When asked about the legality of the NRO, he justified it by saying that the cases which had started long before his advent had taken too long to complete and, therefore, he had quashed them with a stroke of a pen.

“Even the Swiss courts were taking too long. You cannot accuse them of being prone to bribery or coercion like it happens in our country,” he added.

When told that the Supreme Court has acquitted Nawaz Sharif in the hijacking case, he said he would not say anything more than what he had said verbatim in his book about the incident. He sounded as if his account more than nullified the Supreme Court's ruling.

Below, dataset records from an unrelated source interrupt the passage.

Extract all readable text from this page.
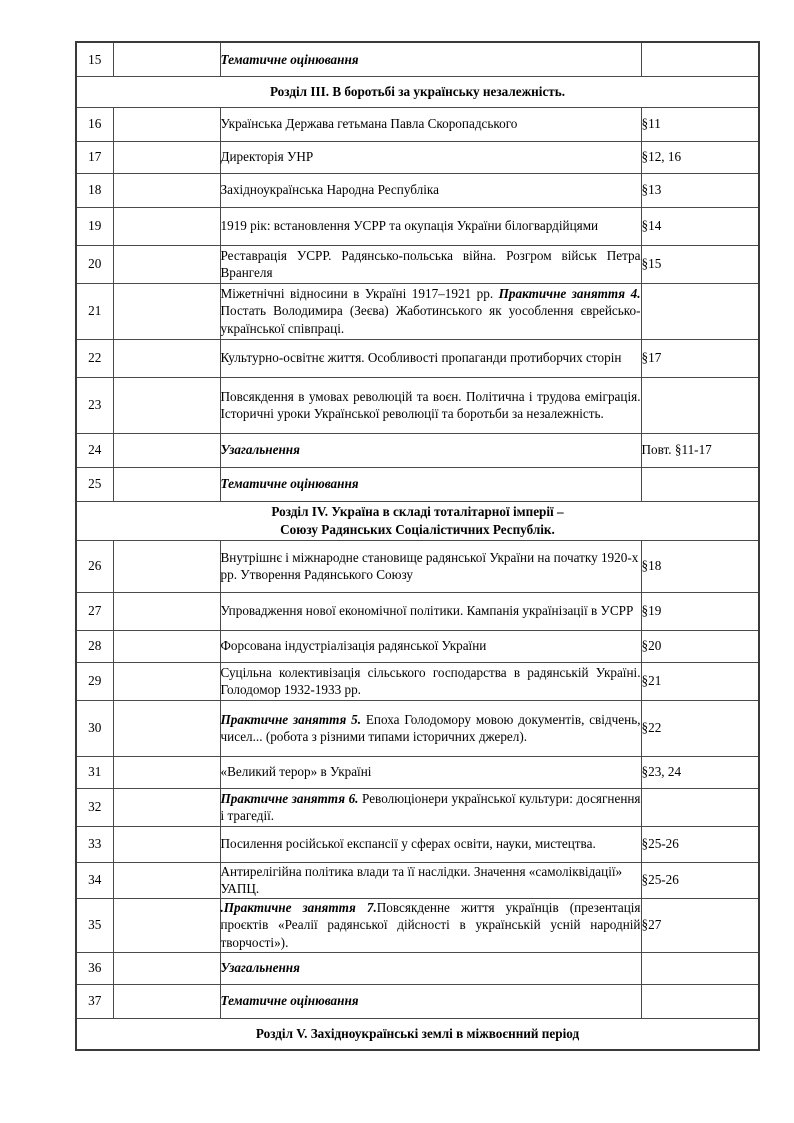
15		Тематичне оцінювання	
Розділ III. В боротьбі за українську незалежність.			
16		Українська Держава гетьмана Павла Скоропадського	§11
17		Директорія УНР	§12, 16
18		Західноукраїнська Народна Республіка	§13
19		1919 рік: встановлення УСРР та окупація України білогвардійцями	§14
20		Реставрація УСРР. Радянсько-польська війна. Розгром військ Петра Врангеля	§15
21		Міжетнічні відносини в Україні 1917–1921 рр. Практичне заняття 4. Постать Володимира (Зеєва) Жаботинського як уособлення єврейсько-української співпраці.	
22		Культурно-освітнє життя. Особливості пропаганди протиборчих сторін	§17
23		Повсякдення в умовах революцій та воєн. Політична і трудова еміграція. Історичні уроки Української революції та боротьби за незалежність.	
24		Узагальнення	Повт. §11-17
25		Тематичне оцінювання	

Розділ IV. Україна в складі тоталітарної імперії –
Союзу Радянських Соціалістичних Республік.			

26		Внутрішнє і міжнародне становище радянської України на початку 1920-х рр. Утворення Радянського Союзу	§18
27		Упровадження нової економічної політики. Кампанія українізації в УСРР	§19
28		Форсована індустріалізація радянської України	§20
29		Суцільна колективізація сільського господарства в радянській Україні. Голодомор 1932-1933 рр.	§21
30		Практичне заняття 5. Епоха Голодомору мовою документів, свідчень, чисел... (робота з різними типами історичних джерел).	§22
31		«Великий терор» в Україні	§23, 24
32		Практичне заняття 6. Революціонери української культури: досягнення і трагедії.	
33		Посилення російської експансії у сферах освіти, науки, мистецтва.	§25-26
34		Антирелігійна політика влади та її наслідки. Значення «самоліквідації» УАПЦ.	§25-26
35		.Практичне заняття 7.Повсякденне життя українців (презентація проєктів «Реалії радянської дійсності в українській усній народній творчості»).	§27
36		Узагальнення	
37		Тематичне оцінювання	
Розділ V. Західноукраїнські землі в міжвоєнний період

When asked for his reaction to the restoration of Chief Justice Iftikhar Mohammad Chaudhry, he said he would not like to say anything more than that Chaudhry was now the Chief Justice and then implied with tongue in cheek that the restoration was contrived.

It was perhaps only incidental that the chair continued to ignore my raised hand during the Q&A session.

The event was organised by MP Khalid Mahmood who was recently fingered in expenses scandal reports for having charged the taxpayers for his short trips to a love-nest with a female companion and Mr Anjum Chaudhry of Music Hut, an eating place; both leading members of the LoM.

Khalid Mahmood who also heads the joint parliamentary committee on anti-terrorism tried to pass the event off as an official programme of the House of Commons but the Lord Nazir Ahmad pricked the balloon when at the very outset he said that it was more of a political gathering than a committee hearing by pointing out to a fairly large crowd of ethnic Pakistanis in the audience.

“It is more of a Pakistani style rent-a-crowd, “he told me later.

The audience included, besides the invited guests, a handful of journalists from ethnic media, one from The Guardian and about six or seven MPS.

During the Q&A session every time he made a banal point there was a smattering of clapping from the well-heeled special invitees who sat seemingly lapping up every word Musharraf spoke, but the confused expression on their faces betrayed that they were having a hard time reconciling with so many of his contradictory claims.

When asked about the state of war on terror he said “We are not winning, but we are not losing either.”

When he felt it advanced his arguments he justified the ISI's links with the Taliban and at other times he vehemently denied that the ISI or the army or he himself had ever indulged in double-dealing.

He admitted that Pakistan trained the mujahideen who went into Kashmir, “but it was not done at the state level but perhaps some retired army officers were involved in this clandestine activity”.

As usual he praised the army and the ISI and said if it had not been for these two organisations Pakistan would have been a worse mess.

Answering another question, he said he disagreed with the British prime minister that 75 per cent of suspected terror cases in the UK had their origins in Pakistan.